Прозвучало еще множество других резких и злых упреков, а затем он выгнал нас всех, совсем как в финале III акта «Отелло», когда мавр в пылу гнева поет: «Бегите прочь все от Отелло!»

Мы собрались на лестничной площадке у лифта, растерянные и ошеломленные. Я сожалел, что допустил такую грубую ошибку, спев фразу: «Родериго, так что же ты думаешь?», которая вызвала такой приступ гнева.

Но мои коллеги собрались вокруг меня и благодарили, что я вовремя спас их. У них уже не было сил! Целых два часа они без конца повторяли квартет из III акта — и ничего не получалось! Москона объяснил мне, что накануне маэстро дирижировал концертом, и солист-скрипач во «Временах года» Вивальди играл не так, как хотел Тосканини.

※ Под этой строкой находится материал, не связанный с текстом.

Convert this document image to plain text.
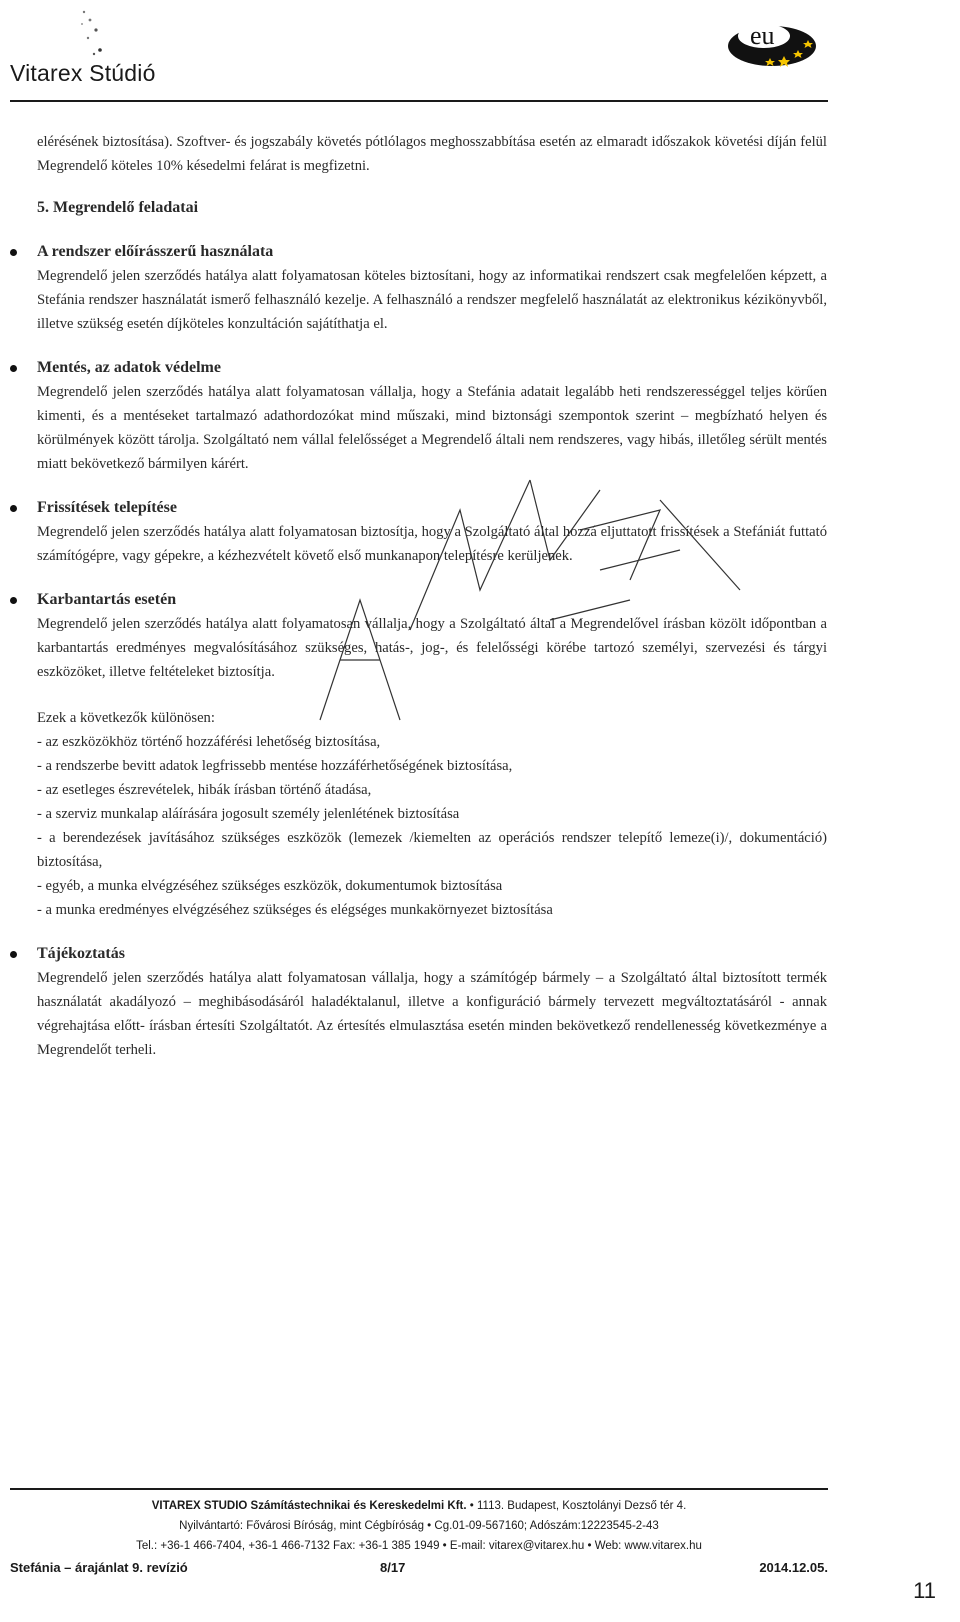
Vitarex Stúdió
eu

elérésének biztosítása). Szoftver- és jogszabály követés pótlólagos meghosszabbítása esetén az elmaradt időszakok követési díján felül Megrendelő köteles 10% késedelmi felárat is megfizetni.

5. Megrendelő feladatai

A rendszer előírásszerű használata

Megrendelő jelen szerződés hatálya alatt folyamatosan köteles biztosítani, hogy az informatikai rendszert csak megfelelően képzett, a Stefánia rendszer használatát ismerő felhasználó kezelje. A felhasználó a rendszer megfelelő használatát az elektronikus kézikönyvből, illetve szükség esetén díjköteles konzultáción sajátíthatja el.

Mentés, az adatok védelme

Megrendelő jelen szerződés hatálya alatt folyamatosan vállalja, hogy a Stefánia adatait legalább heti rendszerességgel teljes körűen kimenti, és a mentéseket tartalmazó adathordozókat mind műszaki, mind biztonsági szempontok szerint – megbízható helyen és körülmények között tárolja. Szolgáltató nem vállal felelősséget a Megrendelő általi nem rendszeres, vagy hibás, illetőleg sérült mentés miatt bekövetkező bármilyen kárért.

Frissítések telepítése

Megrendelő jelen szerződés hatálya alatt folyamatosan biztosítja, hogy a Szolgáltató által hozzá eljuttatott frissítések a Stefániát futtató számítógépre, vagy gépekre, a kézhezvételt követő első munkanapon telepítésre kerüljenek.

Karbantartás esetén

Megrendelő jelen szerződés hatálya alatt folyamatosan vállalja, hogy a Szolgáltató által a Megrendelővel írásban közölt időpontban a karbantartás eredményes megvalósításához szükséges, hatás-, jog-, és felelősségi körébe tartozó személyi, szervezési és tárgyi eszközöket, illetve feltételeket biztosítja.

Ezek a következők különösen:

- az eszközökhöz történő hozzáférési lehetőség biztosítása,

- a rendszerbe bevitt adatok legfrissebb mentése hozzáférhetőségének biztosítása,

- az esetleges észrevételek, hibák írásban történő átadása,

- a szerviz munkalap aláírására jogosult személy jelenlétének biztosítása

- a berendezések javításához szükséges eszközök (lemezek /kiemelten az operációs rendszer telepítő lemeze(i)/, dokumentáció) biztosítása,

- egyéb, a munka elvégzéséhez szükséges eszközök, dokumentumok biztosítása

- a munka eredményes elvégzéséhez szükséges és elégséges munkakörnyezet biztosítása

Tájékoztatás

Megrendelő jelen szerződés hatálya alatt folyamatosan vállalja, hogy a számítógép bármely – a Szolgáltató által biztosított termék használatát akadályozó – meghibásodásáról haladéktalanul, illetve a konfiguráció bármely tervezett megváltoztatásáról - annak végrehajtása előtt- írásban értesíti Szolgáltatót. Az értesítés elmulasztása esetén minden bekövetkező rendellenesség következménye a Megrendelőt terheli.

VITAREX STUDIO Számítástechnikai és Kereskedelmi Kft. • 1113. Budapest, Kosztolányi Dezső tér 4.
Nyilvántartó: Fővárosi Bíróság, mint Cégbíróság • Cg.01-09-567160; Adószám:12223545-2-43
Tel.: +36-1 466-7404, +36-1 466-7132 Fax: +36-1 385 1949 • E-mail: vitarex@vitarex.hu • Web: www.vitarex.hu
Stefánia – árajánlat 9. revízió	8/17	2014.12.05.
11
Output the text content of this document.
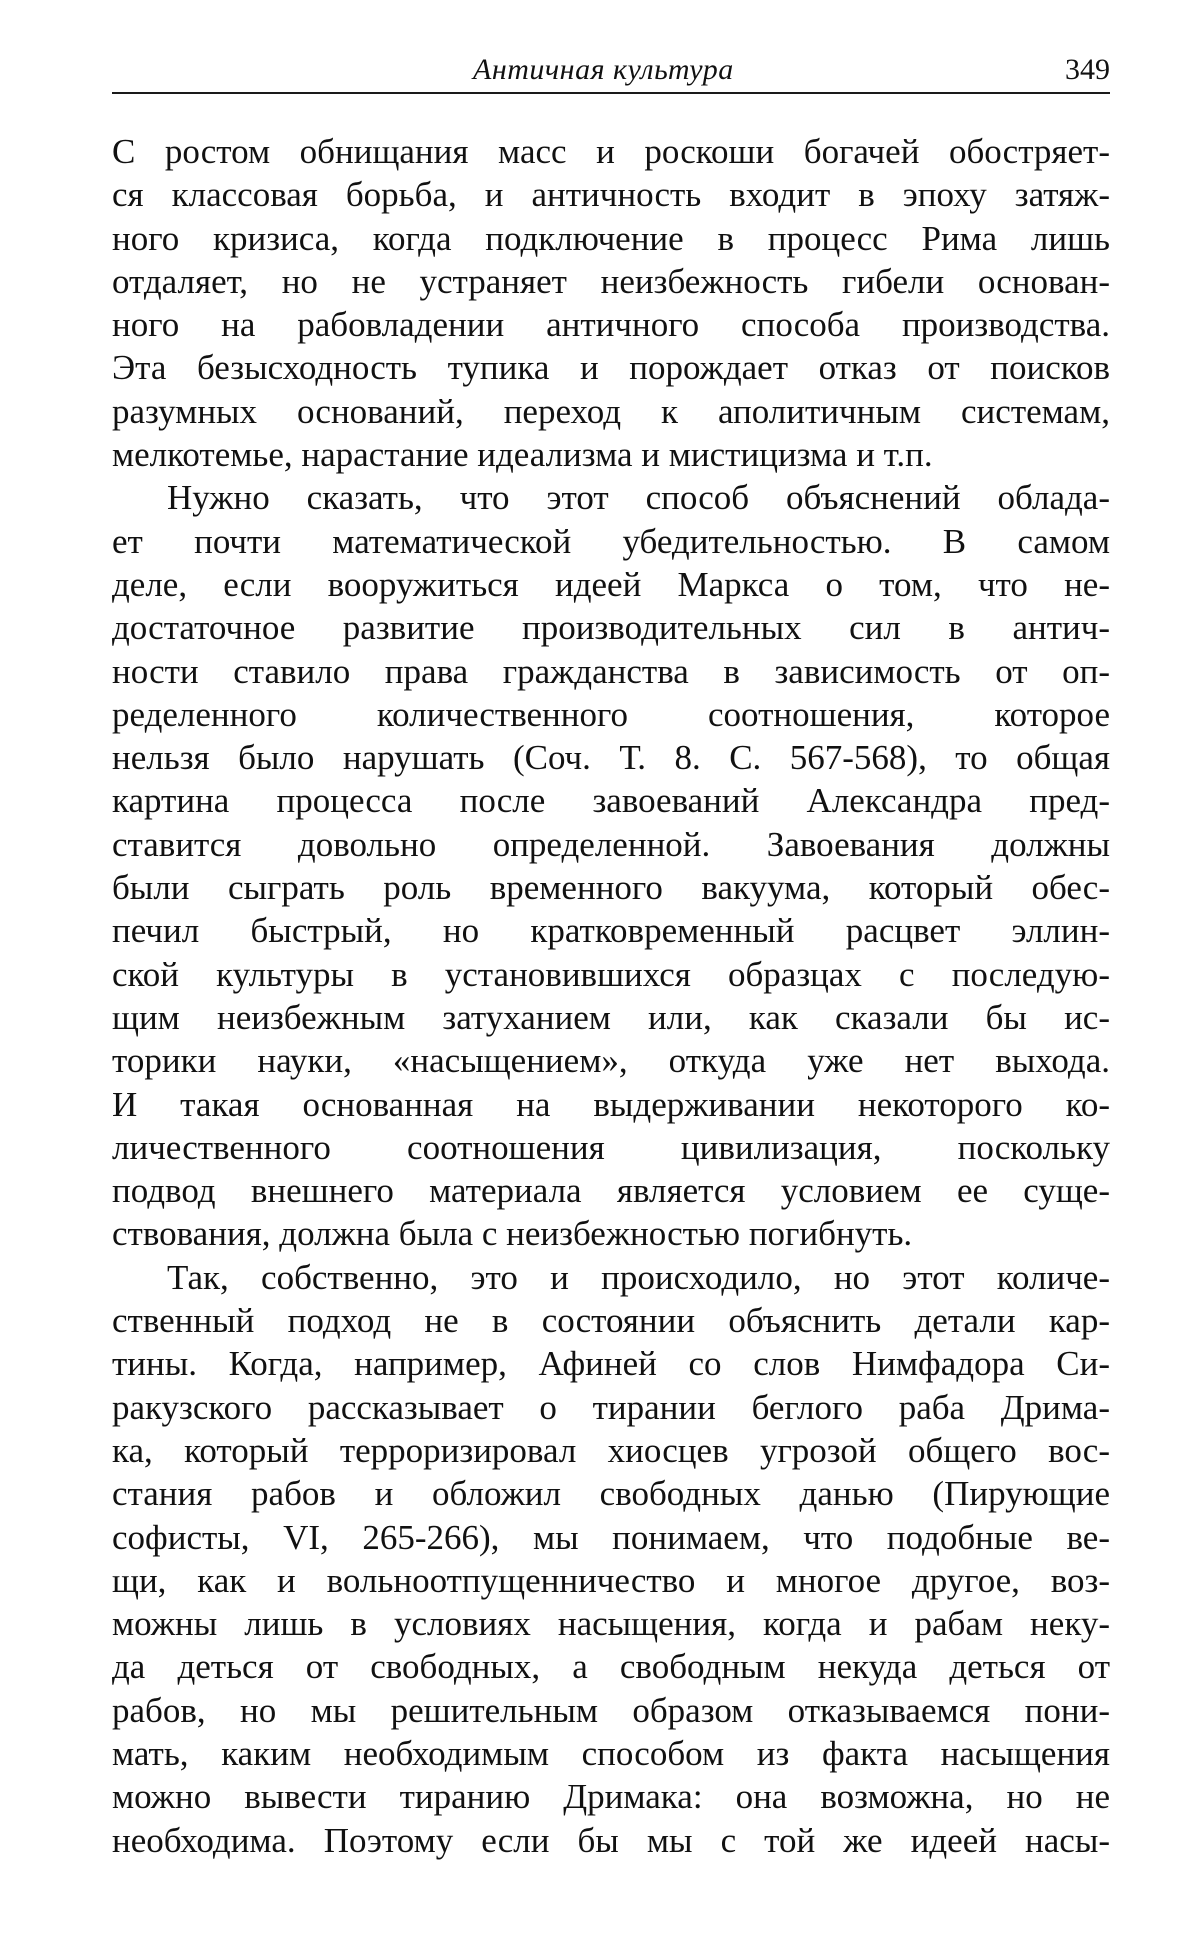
Античная культура	349
С ростом обнищания масс и роскоши богачей обостряет-
ся классовая борьба, и античность входит в эпоху затяж-
ного кризиса, когда подключение в процесс Рима лишь
отдаляет, но не устраняет неизбежность гибели основан-
ного на рабовладении античного способа производства.
Эта безысходность тупика и порождает отказ от поисков
разумных оснований, переход к аполитичным системам,
мелкотемье, нарастание идеализма и мистицизма и т.п.
Нужно сказать, что этот способ объяснений облада-
ет почти математической убедительностью. В самом
деле, если вооружиться идеей Маркса о том, что не-
достаточное развитие производительных сил в антич-
ности ставило права гражданства в зависимость от оп-
ределенного количественного соотношения, которое
нельзя было нарушать (Соч. Т. 8. С. 567-568), то общая
картина процесса после завоеваний Александра пред-
ставится довольно определенной. Завоевания должны
были сыграть роль временного вакуума, который обес-
печил быстрый, но кратковременный расцвет эллин-
ской культуры в установившихся образцах с последую-
щим неизбежным затуханием или, как сказали бы ис-
торики науки, «насыщением», откуда уже нет выхода.
И такая основанная на выдерживании некоторого ко-
личественного соотношения цивилизация, поскольку
подвод внешнего материала является условием ее суще-
ствования, должна была с неизбежностью погибнуть.
Так, собственно, это и происходило, но этот количе-
ственный подход не в состоянии объяснить детали кар-
тины. Когда, например, Афиней со слов Нимфадора Си-
ракузского рассказывает о тирании беглого раба Дрима-
ка, который терроризировал хиосцев угрозой общего вос-
стания рабов и обложил свободных данью (Пирующие
софисты, VI, 265-266), мы понимаем, что подобные ве-
щи, как и вольноотпущенничество и многое другое, воз-
можны лишь в условиях насыщения, когда и рабам неку-
да деться от свободных, а свободным некуда деться от
рабов, но мы решительным образом отказываемся пони-
мать, каким необходимым способом из факта насыщения
можно вывести тиранию Дримака: она возможна, но не
необходима. Поэтому если бы мы с той же идеей насы-
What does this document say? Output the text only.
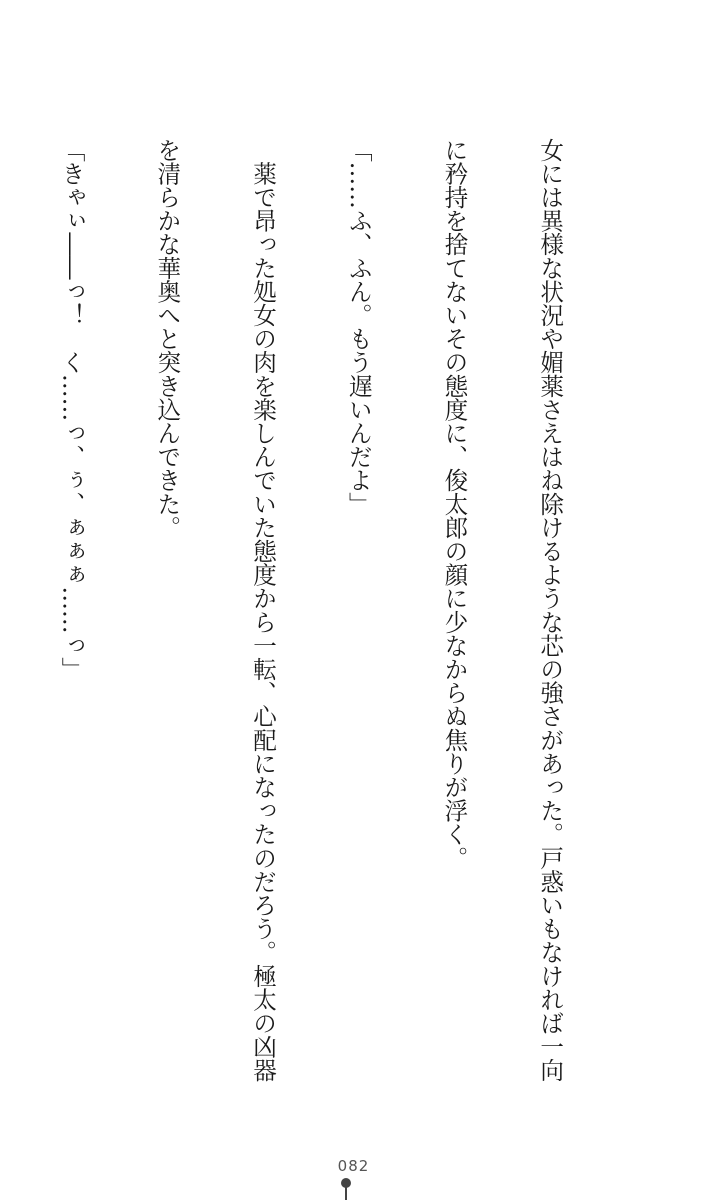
女には異様な状況や媚薬さえはね除けるような芯の強さがあった。戸惑いもなければ一向

に矜持を捨てないその態度に、俊太郎の顔に少なからぬ焦りが浮く。

「……ふ、ふん。もう遅いんだよ」

　薬で昂った処女の肉を楽しんでいた態度から一転、心配になったのだろう。極太の凶器

を清らかな華奥へと突き込んできた。

「きゃぃ――っ！　く……っ、ぅ、ぁぁぁ……っ」

082
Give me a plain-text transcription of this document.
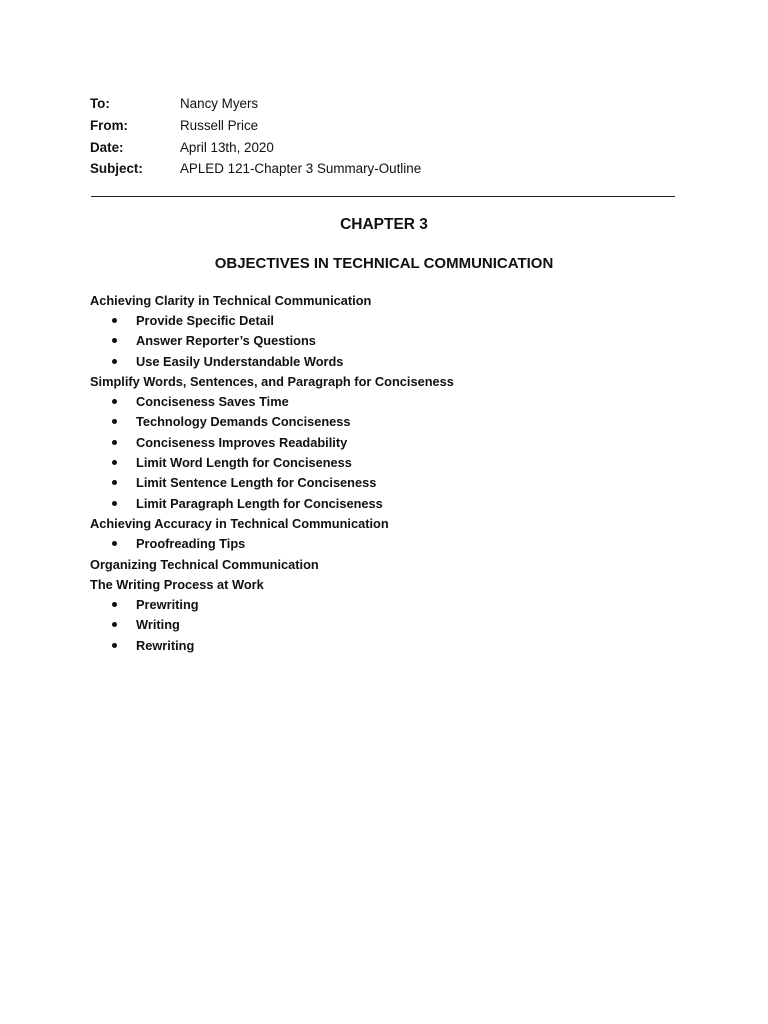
To:	Nancy Myers
From:	Russell Price
Date:	April 13th, 2020
Subject:	APLED 121-Chapter 3 Summary-Outline
CHAPTER 3
OBJECTIVES IN TECHNICAL COMMUNICATION
Achieving Clarity in Technical Communication
Provide Specific Detail
Answer Reporter’s Questions
Use Easily Understandable Words
Simplify Words, Sentences, and Paragraph for Conciseness
Conciseness Saves Time
Technology Demands Conciseness
Conciseness Improves Readability
Limit Word Length for Conciseness
Limit Sentence Length for Conciseness
Limit Paragraph Length for Conciseness
Achieving Accuracy in Technical Communication
Proofreading Tips
Organizing Technical Communication
The Writing Process at Work
Prewriting
Writing
Rewriting
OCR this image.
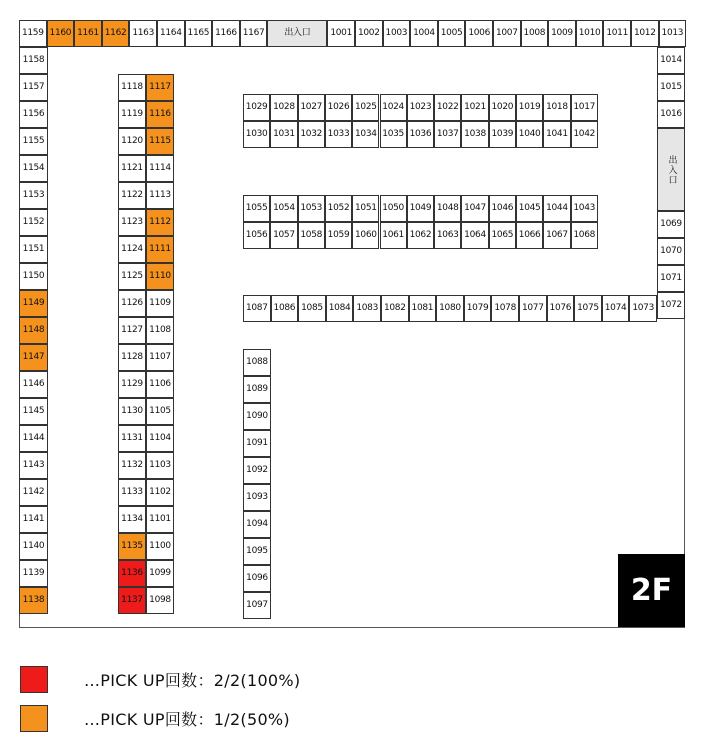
1159 1160 1161 1162 1163 1164 1165 1166 1167	出入口	1001 1002 1003 1004 1005 1006 1007 1008 1009 1010 1011 1012 1013
1158
1157
1156
1155
1154
1153
1152
1151
1150
1149
1148
1147
1146
1145
1144
1143
1142
1141
1140
1139
1138
1014
1015
1016
出入口
1069
1070
1071
1072
1118
1119
1120
1121
1122
1123
1124
1125
1126
1127
1128
1129
1130
1131
1132
1133
1134
1135
1136
1137
1117
1116
1115
1114
1113
1112
1111
1110
1109
1108
1107
1106
1105
1104
1103
1102
1101
1100
1099
1098
1029 1028 1027 1026 1025 1024 1023 1022 1021 1020 1019 1018 1017
1030 1031 1032 1033 1034 1035 1036 1037 1038 1039 1040 1041 1042
1055 1054 1053 1052 1051 1050 1049 1048 1047 1046 1045 1044 1043
1056 1057 1058 1059 1060 1061 1062 1063 1064 1065 1066 1067 1068
1087 1086 1085 1084 1083 1082 1081 1080 1079 1078 1077 1076 1075 1074 1073
1088
1089
1090
1091
1092
1093
1094
1095
1096
1097	2F
…PICK UP回数：2/2(100%)
…PICK UP回数：1/2(50%)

Это сильно подействовало на крайне восприимчивого маэстро и вызвало такое раздражение и недовольство, что быстро они не могли пройти. А тут еще квартет из «Отелло», который никак не получался; и я к тому же опоздал на два часа. Словом, все это вместе привело маэстро в такое отчаяние, что, едва увидев меня, он разразился гневом!

Больше всех была напугана моя жена, которая слышала, что творится в кабинете и, не зная причины, с ужасом подумала, не нагрубил ли я маэстро…

Впервые я видел маэстро таким разгневанным и, должен признаться, не на шутку испугался.

Помню, мой друг Винай сказал мне с добродушной улыбкой:

— Знаешь, Вальденго, наблюдая эту сцену, я понял, как я должен выглядеть в III акте «Отелло», когда гоню всех прочь.

Всякий раз, когда я пою «Отелло» и дохожу до этого знаменитого речитатива, я вновь переживаю эту сцену и слышу голос Тосканини, ругающий меня, резкий и гневный, как и в те трагические минуты.